Hall of Heroes
- Code: FR7
- Rules required: AD&D
- Character levels: NA
- Campaign setting: Forgotten Realms
- First published: 1989

Linked modules
- FR1 FR2 FR3 FR4 FR5 FR6 FR7 FR8 FR9 FR10 FR11 FR12 FR13 FR14 FR15 FR16

= Hall of Heroes (Forgotten Realms) =

1989 tabletop role-playing game supplement

Hall of Heroes is an accessory for the Forgotten Realms campaign setting for the second edition of the Advanced Dungeons & Dragons fantasy role-playing game. The 128-page book, with product code TSR 9252, was published in 1989, with cover art by Jeff Easley and interior art by Ned Dameron.

==Contents==
Hall of Heroes is a supplement which provides game statistics for the main characters from various Forgotten Realms adventure scenarios, novels, and comic books, with a detailed history and illustration provided for every character.

The 128-page book features a one-page introduction by Jim Lowder. The book is divided into three sections. The first section describes the major heroes of the Forgotten Realms novels, including game statistics, personal histories and background information on related characters, and role-playing hints. This section includes at least one page of description for each character, and an illustration. The characters described in this section include Adon, Alias, Bruenor Battlehammer, Cyric, Doin Sanehiro, Drizzt Do'Urden, Dragonbait, Elminster, Kelemvor, Prince Tristan Kendrick, Midnight, Robyn, Shandril Shessair, Narm Tamaraith, and Wulfgar. The second section features 48 minor characters of the setting, who had yet to play a central part in the stories at the time of publication, including game statistics, brief character histories, and role-playing tips. The third section details two adventuring brotherhoods of the setting, the Knights of Myth Drannor and the Company of Eight, including game statistics and information on each member.

==Publication history==
FR7 Hall of Heroes was written by the TSR staff, with a cover by Jeff Easley, and was published by TSR in 1989 as a 128-page book.

The book was written by several authors, including Jeff Grubb, Kate Novak, David E. Martin, Jim Lowder, Bruce Nesmith, Steve Perrin, Mike Pondsmith, and R. A. Salvatore, each of which wrote descriptions for more than one character.

It is one of the few "FR" books which doesn't cover a geographical location.
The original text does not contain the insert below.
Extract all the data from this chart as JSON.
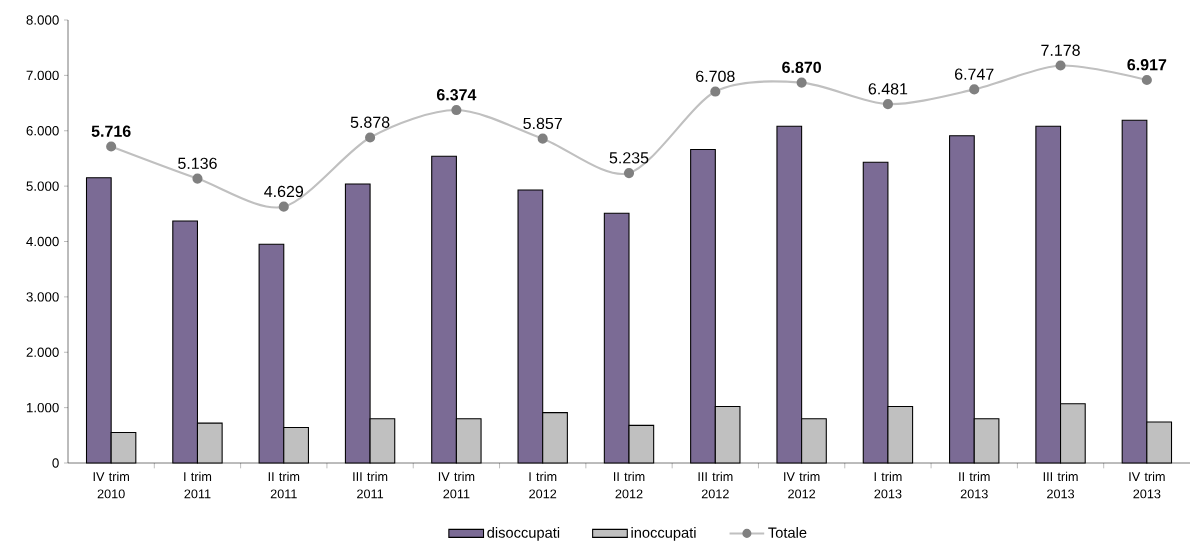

It went through three distinct printings, each of which had slight differences in the design of the cover, although the interior contents were unchanged.

Shannon Appelcline explained how the changes from 1st edition AD&D to 2nd edition AD&D impacted the Forgotten Realms publications: "It centered on a story of the gods of the Realms being thrown out of the heavens and the changes that this wrought. It began in FR7: Hall of Heroes (1989) and then spread out into a three-adventure "Avatar" series (1989), a three-novel "Avatar" series (1989), and even some of the comic book stories."